Rezaeiasl et al (51) suggested that Lactobacillus supplementation may positively effect learning capacity in rats with AD. Lactobacillus improves the gut microbiota of a Drosophila melanogaster AD model (52). Lactobacillus salivarius, a gram-positive bacterium, is a type of beneficial bacteria widely existing in the intestinal tract of human beings and animals (53). Feeding with Lactobacillus salivarius can extend the average life span of Caenorhabditis elegans by 11.9% and increase the activity of superoxide dismutase (53). In the present study, the abundance of Lactobacillus salivarius in the CT group was 24 times higher compared with the D+A group, while that in the treatment group was 10 times higher than the D+A group. It indicates that Rg1 may improve cognitive impairment by increasing the population of Lactobacillus salivarius.

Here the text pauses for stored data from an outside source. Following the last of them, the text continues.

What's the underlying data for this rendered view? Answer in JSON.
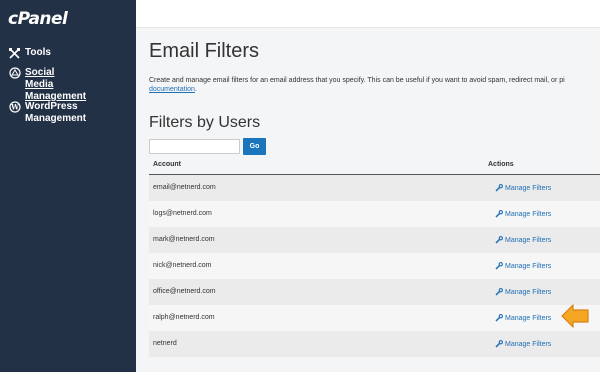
{
  "sidebar": {
    "logo": "cPanel",
    "items": [
      {
        "label": "Tools",
        "icon": "tools-icon"
      },
      {
        "label": "Social Media Management",
        "icon": "social-media-icon"
      },
      {
        "label": "WordPress Management",
        "icon": "wordpress-icon"
      }
    ]
  },
  "page": {
    "title": "Email Filters",
    "description": "Create and manage email filters for an email address that you specify. This can be useful if you want to avoid spam, redirect mail, or pi",
    "doc_link": "documentation",
    "doc_suffix": "."
  },
  "filters": {
    "section_title": "Filters by Users",
    "search_value": "",
    "go_label": "Go",
    "columns": {
      "account": "Account",
      "actions": "Actions"
    },
    "rows": [
      {
        "account": "email@netnerd.com",
        "action": "Manage Filters"
      },
      {
        "account": "logs@netnerd.com",
        "action": "Manage Filters"
      },
      {
        "account": "mark@netnerd.com",
        "action": "Manage Filters"
      },
      {
        "account": "nick@netnerd.com",
        "action": "Manage Filters"
      },
      {
        "account": "office@netnerd.com",
        "action": "Manage Filters"
      },
      {
        "account": "ralph@netnerd.com",
        "action": "Manage Filters"
      },
      {
        "account": "netnerd",
        "action": "Manage Filters"
      }
    ]
  },
  "colors": {
    "sidebar_bg": "#233146",
    "link": "#1f6fb5",
    "go_button": "#1b75bc",
    "highlight_arrow": "#f5a623"
  }
}
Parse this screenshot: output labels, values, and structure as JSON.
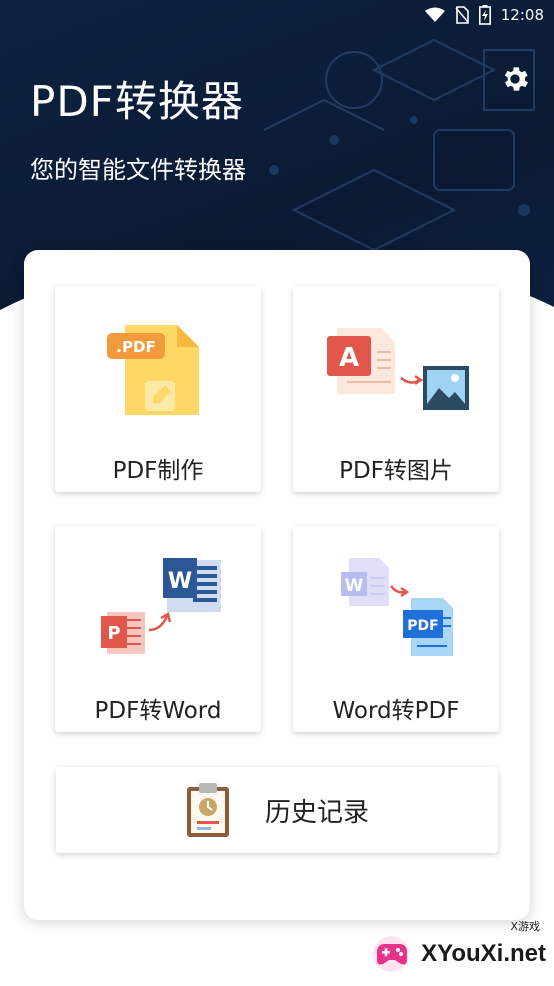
{
  "status_bar": {
    "time": "12:08"
  },
  "header": {
    "title": "PDF转换器",
    "subtitle": "您的智能文件转换器"
  },
  "tiles": [
    {
      "label": "PDF制作"
    },
    {
      "label": "PDF转图片"
    },
    {
      "label": "PDF转Word"
    },
    {
      "label": "Word转PDF"
    }
  ],
  "history": {
    "label": "历史记录"
  },
  "icons": {
    "settings": "gear-icon",
    "pdf_create": "pdf-document-icon",
    "pdf_to_image": "pdf-to-image-icon",
    "pdf_to_word": "pdf-to-word-icon",
    "word_to_pdf": "word-to-pdf-icon",
    "history": "clipboard-clock-icon"
  },
  "watermark": {
    "text": "XYouXi.net",
    "small": "X游戏"
  },
  "colors": {
    "header_bg": "#0d2240",
    "pdf_red": "#e2574c",
    "word_blue": "#2b5797",
    "folder_yellow": "#ffd766"
  }
}
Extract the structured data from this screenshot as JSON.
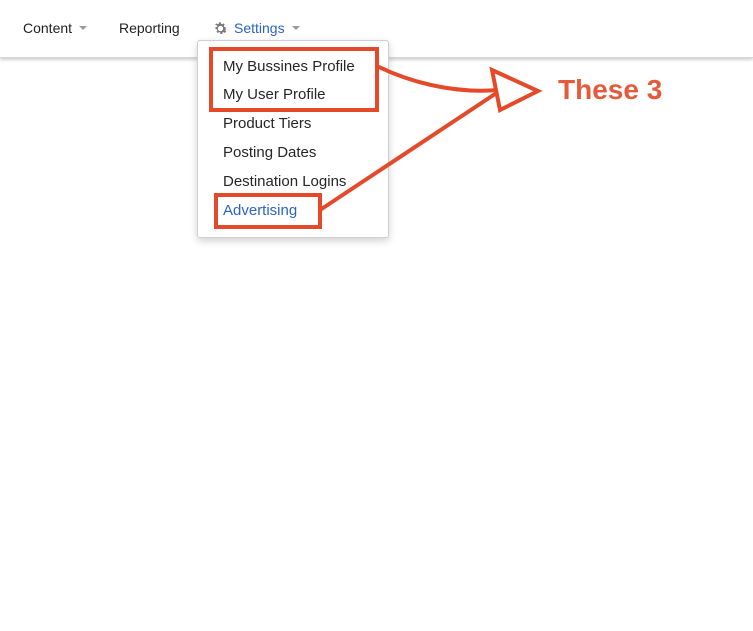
{
  "nav": {
    "items": [
      {
        "label": "Content"
      },
      {
        "label": "Reporting"
      },
      {
        "label": "Settings",
        "icon": "gear-icon"
      }
    ]
  },
  "dropdown": {
    "items": [
      {
        "label": "My Bussines Profile"
      },
      {
        "label": "My User Profile"
      },
      {
        "label": "Product Tiers"
      },
      {
        "label": "Posting Dates"
      },
      {
        "label": "Destination Logins"
      },
      {
        "label": "Advertising"
      }
    ]
  },
  "annotation": {
    "label": "These 3",
    "color": "#e44a2a"
  },
  "colors": {
    "link": "#2a64c5",
    "text": "#262626",
    "annotation": "#e44a2a"
  }
}
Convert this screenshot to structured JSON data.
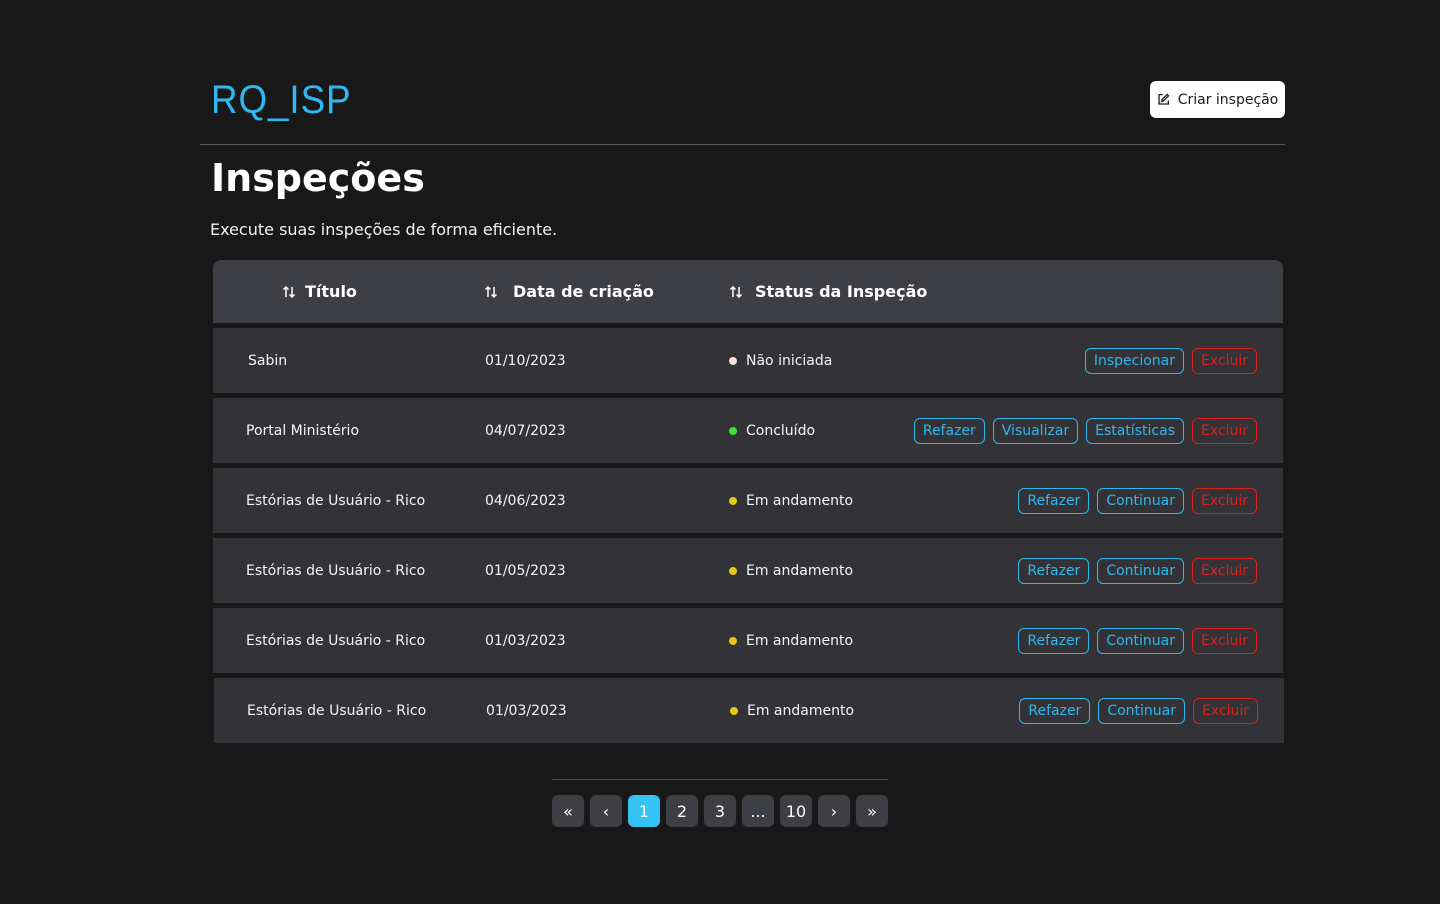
{
  "header": {
    "logo": "RQ_ISP",
    "create_button": "Criar inspeção"
  },
  "page": {
    "title": "Inspeções",
    "subtitle": "Execute suas inspeções de forma eficiente."
  },
  "table": {
    "columns": [
      "Título",
      "Data de criação",
      "Status da Inspeção"
    ],
    "rows": [
      {
        "title": "Sabin",
        "date": "01/10/2023",
        "status": "Não iniciada",
        "status_color": "#f6e1dc",
        "actions": [
          {
            "label": "Inspecionar",
            "variant": "blue"
          },
          {
            "label": "Excluir",
            "variant": "red"
          }
        ]
      },
      {
        "title": "Portal Ministério",
        "date": "04/07/2023",
        "status": "Concluído",
        "status_color": "#3ee03a",
        "actions": [
          {
            "label": "Refazer",
            "variant": "blue"
          },
          {
            "label": "Visualizar",
            "variant": "blue"
          },
          {
            "label": "Estatísticas",
            "variant": "blue"
          },
          {
            "label": "Excluir",
            "variant": "red"
          }
        ]
      },
      {
        "title": "Estórias de Usuário - Rico",
        "date": "04/06/2023",
        "status": "Em andamento",
        "status_color": "#e4c812",
        "actions": [
          {
            "label": "Refazer",
            "variant": "blue"
          },
          {
            "label": "Continuar",
            "variant": "blue"
          },
          {
            "label": "Excluir",
            "variant": "red"
          }
        ]
      },
      {
        "title": "Estórias de Usuário - Rico",
        "date": "01/05/2023",
        "status": "Em andamento",
        "status_color": "#e4c812",
        "actions": [
          {
            "label": "Refazer",
            "variant": "blue"
          },
          {
            "label": "Continuar",
            "variant": "blue"
          },
          {
            "label": "Excluir",
            "variant": "red"
          }
        ]
      },
      {
        "title": "Estórias de Usuário - Rico",
        "date": "01/03/2023",
        "status": "Em andamento",
        "status_color": "#e4c812",
        "actions": [
          {
            "label": "Refazer",
            "variant": "blue"
          },
          {
            "label": "Continuar",
            "variant": "blue"
          },
          {
            "label": "Excluir",
            "variant": "red"
          }
        ]
      },
      {
        "title": "Estórias de Usuário - Rico",
        "date": "01/03/2023",
        "status": "Em andamento",
        "status_color": "#e4c812",
        "actions": [
          {
            "label": "Refazer",
            "variant": "blue"
          },
          {
            "label": "Continuar",
            "variant": "blue"
          },
          {
            "label": "Excluir",
            "variant": "red"
          }
        ]
      }
    ]
  },
  "pagination": {
    "items": [
      "«",
      "‹",
      "1",
      "2",
      "3",
      "...",
      "10",
      "›",
      "»"
    ],
    "current": "1"
  },
  "colors": {
    "accent": "#2fb8ef",
    "danger": "#e0201d",
    "background": "#181819"
  }
}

In conclusion, Rg1 can inhibit the expression of pro-apoptotic proteins and protect neurons in a tree shrew AD model. Rg1 also reduced the production of Aβ and tau phosphorylation, improved cognitive impairment and the microbiota imbalance of the large intestine. Although the mechanisms of Rg1 in tree shrew AD models remain to be elucidated, the present study provided clues to further elucidate the improvement of cognitive impairment.